В теплом кабинете электронные часы отсчитывали время. Они показывали «16:16», а густые сумерки уже окутали город. Новогодняя гирлянда неспешно мигала на стене в коридоре. По радио из кабинета врачей доносилась негромкая песенка: «Если бы не было зимы, а все время лето…».
Вскрытий сегодня было мало, и сотрудники разбрелись кто куда. Врачи засели в кабинетах, корпея над экспертизами. В лаборантской кипела своя работа. Забава и Любица, хихикая, усердно вырезали снежинки из бумаги. Пожилая лаборантка, которую звали Аксинья Гордеевна, степенно печатала результаты анализов, согнувшись в три погибели и близоруко щуря глаза за толстыми стеклами очков. Она каждый раз сверяла напечатанное ею с листком в чуть подрагивающих руках, и по привычке колотила морщинистыми пальцами по клавиатуре, забывая, что это не печатная машинка.
Старший лаборант отделения Вера Федоровна шуршала мишурой и «дождиком» на складе, перебирая коробки со стеклянными елочными игрушками.
Марьяна наблюдала, как санитары Гриша и Дорофей собирают искусственную елку. За процессом следил их заведующий Горан Немилович, – похожий на огромного медведя, заприметившего улей. Сунув по-царски лапищи в карманы синей хирургички, он умудрялся хмурить брови и улыбаться одновременно. По характеру был строг, но справедлив. Его побаивались, но уважали. Высокий лоб заведующего поблескивал в свете гирлянды, а его хозяин подтрунивал над санитарами. Дорофей балансировал на скрипучей стремянке, которую заботливо поддерживал Гриша. За его правым ухом приютилась неизменная сигаретка.
Из тесной кладовки, именуемой гордо «склад», послышался стук и приглушенное кряхтение Веры Федоровны:
– Что б тебя, так твою растак! Все не слава богу…
– Марьян, подай-ка верхушку, – попросил Дорофей со стремянки. На его голове красовалась шапка-ушанка, «уши» которой топорщились в разные стороны. Девушка извлекла из коробки последнюю деталь и подала Дорофею.

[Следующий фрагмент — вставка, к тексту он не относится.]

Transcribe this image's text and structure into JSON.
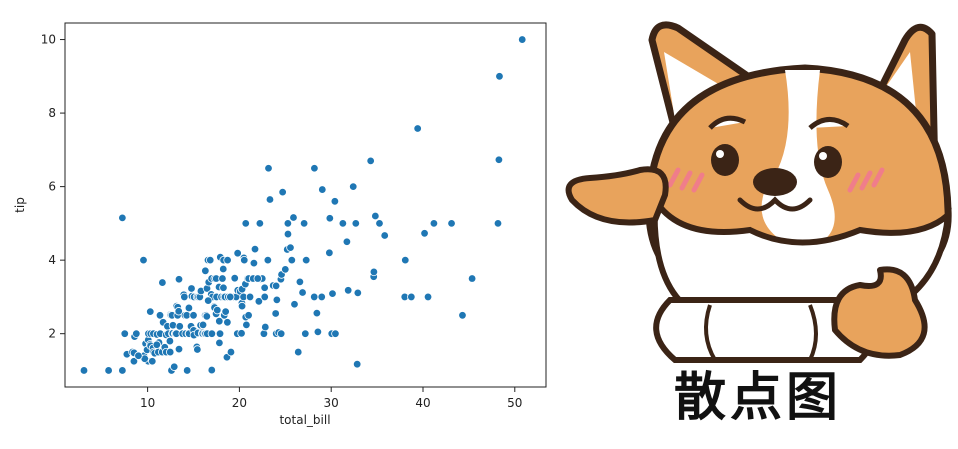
{
  "chart_data": {
    "type": "scatter",
    "title": "",
    "xlabel": "total_bill",
    "ylabel": "tip",
    "xlim": [
      1.0,
      53.4
    ],
    "ylim": [
      0.55,
      10.45
    ],
    "xticks": [
      10,
      20,
      30,
      40,
      50
    ],
    "yticks": [
      2,
      4,
      6,
      8,
      10
    ],
    "grid": false,
    "marker_color": "#1f77b4",
    "points": [
      [
        3.07,
        1.0
      ],
      [
        5.75,
        1.0
      ],
      [
        7.25,
        1.0
      ],
      [
        16.99,
        1.01
      ],
      [
        10.07,
        1.25
      ],
      [
        14.31,
        1.0
      ],
      [
        12.6,
        1.0
      ],
      [
        7.25,
        5.15
      ],
      [
        9.55,
        4.0
      ],
      [
        7.51,
        2.0
      ],
      [
        7.74,
        1.44
      ],
      [
        8.35,
        1.5
      ],
      [
        8.51,
        1.25
      ],
      [
        8.52,
        1.48
      ],
      [
        8.58,
        1.92
      ],
      [
        8.77,
        2.0
      ],
      [
        9.6,
        1.4
      ],
      [
        9.68,
        1.32
      ],
      [
        9.78,
        1.73
      ],
      [
        9.94,
        1.56
      ],
      [
        10.07,
        1.83
      ],
      [
        10.09,
        2.0
      ],
      [
        10.27,
        1.71
      ],
      [
        10.29,
        2.6
      ],
      [
        10.33,
        1.67
      ],
      [
        10.34,
        2.0
      ],
      [
        10.51,
        1.25
      ],
      [
        10.59,
        1.61
      ],
      [
        10.63,
        2.0
      ],
      [
        10.65,
        1.5
      ],
      [
        10.77,
        1.47
      ],
      [
        11.02,
        1.98
      ],
      [
        11.17,
        1.5
      ],
      [
        11.24,
        1.76
      ],
      [
        11.35,
        2.5
      ],
      [
        11.38,
        2.0
      ],
      [
        11.59,
        1.5
      ],
      [
        11.61,
        3.39
      ],
      [
        11.69,
        2.31
      ],
      [
        11.87,
        1.63
      ],
      [
        12.02,
        1.97
      ],
      [
        12.03,
        1.5
      ],
      [
        12.16,
        2.2
      ],
      [
        12.26,
        2.0
      ],
      [
        12.43,
        1.8
      ],
      [
        12.46,
        1.5
      ],
      [
        12.48,
        2.52
      ],
      [
        12.54,
        2.5
      ],
      [
        12.66,
        2.5
      ],
      [
        12.69,
        2.0
      ],
      [
        12.74,
        2.01
      ],
      [
        12.76,
        2.23
      ],
      [
        12.9,
        1.1
      ],
      [
        13.0,
        2.0
      ],
      [
        13.03,
        2.0
      ],
      [
        13.13,
        2.0
      ],
      [
        13.16,
        2.75
      ],
      [
        13.27,
        2.5
      ],
      [
        13.28,
        2.72
      ],
      [
        13.39,
        2.61
      ],
      [
        13.42,
        3.48
      ],
      [
        13.42,
        1.58
      ],
      [
        13.81,
        2.0
      ],
      [
        13.94,
        3.06
      ],
      [
        14.0,
        3.0
      ],
      [
        14.07,
        2.5
      ],
      [
        14.15,
        2.0
      ],
      [
        14.26,
        2.5
      ],
      [
        14.48,
        2.0
      ],
      [
        14.52,
        2.0
      ],
      [
        14.73,
        2.2
      ],
      [
        14.78,
        3.23
      ],
      [
        14.83,
        3.02
      ],
      [
        15.01,
        2.09
      ],
      [
        15.04,
        1.96
      ],
      [
        15.06,
        3.0
      ],
      [
        15.36,
        1.64
      ],
      [
        15.38,
        3.0
      ],
      [
        15.42,
        1.57
      ],
      [
        15.48,
        2.02
      ],
      [
        15.53,
        3.0
      ],
      [
        15.69,
        3.0
      ],
      [
        15.77,
        2.23
      ],
      [
        15.81,
        3.16
      ],
      [
        15.95,
        2.0
      ],
      [
        15.98,
        2.03
      ],
      [
        16.0,
        2.0
      ],
      [
        16.04,
        2.24
      ],
      [
        16.21,
        2.0
      ],
      [
        16.27,
        2.5
      ],
      [
        16.29,
        3.71
      ],
      [
        16.31,
        2.0
      ],
      [
        16.4,
        2.5
      ],
      [
        16.45,
        2.47
      ],
      [
        16.47,
        3.23
      ],
      [
        16.49,
        2.0
      ],
      [
        16.58,
        4.0
      ],
      [
        16.66,
        3.4
      ],
      [
        16.82,
        4.0
      ],
      [
        16.93,
        3.07
      ],
      [
        16.97,
        3.5
      ],
      [
        17.07,
        3.0
      ],
      [
        17.26,
        2.74
      ],
      [
        17.29,
        2.71
      ],
      [
        17.31,
        3.5
      ],
      [
        17.46,
        2.54
      ],
      [
        17.47,
        3.5
      ],
      [
        17.51,
        3.0
      ],
      [
        17.59,
        2.64
      ],
      [
        17.78,
        3.27
      ],
      [
        17.81,
        2.34
      ],
      [
        17.82,
        1.75
      ],
      [
        17.89,
        2.0
      ],
      [
        17.92,
        4.08
      ],
      [
        18.04,
        3.0
      ],
      [
        18.15,
        3.5
      ],
      [
        18.24,
        3.76
      ],
      [
        18.26,
        3.25
      ],
      [
        18.28,
        4.0
      ],
      [
        18.29,
        3.0
      ],
      [
        18.35,
        2.5
      ],
      [
        18.43,
        3.0
      ],
      [
        18.64,
        1.36
      ],
      [
        18.69,
        2.31
      ],
      [
        18.71,
        4.0
      ],
      [
        18.78,
        3.0
      ],
      [
        19.08,
        1.5
      ],
      [
        19.44,
        3.0
      ],
      [
        19.49,
        3.51
      ],
      [
        19.65,
        3.0
      ],
      [
        19.77,
        2.0
      ],
      [
        19.81,
        4.19
      ],
      [
        19.82,
        3.18
      ],
      [
        20.08,
        3.15
      ],
      [
        20.23,
        2.01
      ],
      [
        20.27,
        2.83
      ],
      [
        20.29,
        2.75
      ],
      [
        20.29,
        3.21
      ],
      [
        20.45,
        3.0
      ],
      [
        20.49,
        4.06
      ],
      [
        20.53,
        4.0
      ],
      [
        20.65,
        3.35
      ],
      [
        20.69,
        2.45
      ],
      [
        20.69,
        5.0
      ],
      [
        20.76,
        2.24
      ],
      [
        20.9,
        3.5
      ],
      [
        21.01,
        3.5
      ],
      [
        21.16,
        3.0
      ],
      [
        21.5,
        3.5
      ],
      [
        21.58,
        3.92
      ],
      [
        21.7,
        4.3
      ],
      [
        22.12,
        2.88
      ],
      [
        22.23,
        5.0
      ],
      [
        22.42,
        3.48
      ],
      [
        22.49,
        3.5
      ],
      [
        22.67,
        2.0
      ],
      [
        22.75,
        3.25
      ],
      [
        22.76,
        3.0
      ],
      [
        22.82,
        2.18
      ],
      [
        23.1,
        4.0
      ],
      [
        23.17,
        6.5
      ],
      [
        23.33,
        5.65
      ],
      [
        23.68,
        3.31
      ],
      [
        23.95,
        2.55
      ],
      [
        24.01,
        2.0
      ],
      [
        24.08,
        2.92
      ],
      [
        24.27,
        2.03
      ],
      [
        24.52,
        3.48
      ],
      [
        24.55,
        2.0
      ],
      [
        24.59,
        3.61
      ],
      [
        24.71,
        5.85
      ],
      [
        25.0,
        3.75
      ],
      [
        25.21,
        4.29
      ],
      [
        25.28,
        5.0
      ],
      [
        25.29,
        4.71
      ],
      [
        25.56,
        4.34
      ],
      [
        25.71,
        4.0
      ],
      [
        25.89,
        5.16
      ],
      [
        26.41,
        1.5
      ],
      [
        26.59,
        3.41
      ],
      [
        26.86,
        3.14
      ],
      [
        26.88,
        3.12
      ],
      [
        27.05,
        5.0
      ],
      [
        27.18,
        2.0
      ],
      [
        27.2,
        4.0
      ],
      [
        27.28,
        4.0
      ],
      [
        28.15,
        3.0
      ],
      [
        28.17,
        6.5
      ],
      [
        28.44,
        2.56
      ],
      [
        28.55,
        2.05
      ],
      [
        28.97,
        3.0
      ],
      [
        29.03,
        5.92
      ],
      [
        29.8,
        4.2
      ],
      [
        29.85,
        5.14
      ],
      [
        30.06,
        2.0
      ],
      [
        30.14,
        3.09
      ],
      [
        30.4,
        5.6
      ],
      [
        30.46,
        2.0
      ],
      [
        31.27,
        5.0
      ],
      [
        31.71,
        4.5
      ],
      [
        31.85,
        3.18
      ],
      [
        32.4,
        6.0
      ],
      [
        32.68,
        5.0
      ],
      [
        32.83,
        1.17
      ],
      [
        32.9,
        3.11
      ],
      [
        34.3,
        6.7
      ],
      [
        34.63,
        3.55
      ],
      [
        34.65,
        3.68
      ],
      [
        34.81,
        5.2
      ],
      [
        35.26,
        5.0
      ],
      [
        35.83,
        4.67
      ],
      [
        38.01,
        3.0
      ],
      [
        38.07,
        4.0
      ],
      [
        38.73,
        3.0
      ],
      [
        39.42,
        7.58
      ],
      [
        40.17,
        4.73
      ],
      [
        40.55,
        3.0
      ],
      [
        41.19,
        5.0
      ],
      [
        43.11,
        5.0
      ],
      [
        44.3,
        2.5
      ],
      [
        45.35,
        3.5
      ],
      [
        48.17,
        5.0
      ],
      [
        48.27,
        6.73
      ],
      [
        48.33,
        9.0
      ],
      [
        50.81,
        10.0
      ],
      [
        22.0,
        3.5
      ],
      [
        19.0,
        3.0
      ],
      [
        15.0,
        2.5
      ],
      [
        13.5,
        2.2
      ],
      [
        11.0,
        1.7
      ],
      [
        9.0,
        1.4
      ],
      [
        18.5,
        2.6
      ],
      [
        21.0,
        2.5
      ],
      [
        24.0,
        3.3
      ],
      [
        26.0,
        2.8
      ],
      [
        17.0,
        2.0
      ],
      [
        14.5,
        2.7
      ],
      [
        16.6,
        2.9
      ]
    ]
  },
  "mascot": {
    "icon": "corgi-dog-pointing",
    "caption": "散点图"
  }
}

– Решили, кто дежурит тридцать первого? – Спросил Горан Немилович раскатистым басом.
– Я дежурю, – отозвался сверху Дорофей, тряхнув «ушками» с распущенными завязками. Заведующий удовлетворенно кивнул. В этот момент раздался пронизывающий звон из зала приема трупов.
– Твою ма… – покачнулся на лестнице Дорофей, ухватившись обеими руками за лестницу, – Гриша, чтоб тебя, держи крепче!
– Извини, – виновато прогудел тот.
– Прими, – распорядился заведующий, обратившись к Марьяне. Кивнув в ответ, она толкнула ближайшую дверь, ведущую в секционный зал. Там, стоя у стола, Рагнар поспешно зашивал последний труп. Увидев уверенно идущую к помещению девушку, где стояли холодильники, спросил:
– Примешь?
– Да.
– Спасибо! – Обрадовался он и включил душ, чтобы обмыть тело.
В Бюро судебно-медицинской экспертизы, работа была отлажена, как швейцарские часы. Весь медперсонал строго знал свои обязанности. Лаборанты работали в регистратуре, проводили опознания, ассистировали на вскрытиях, принимали трупы, проводили гистологическую вырезку и делали много другой работы.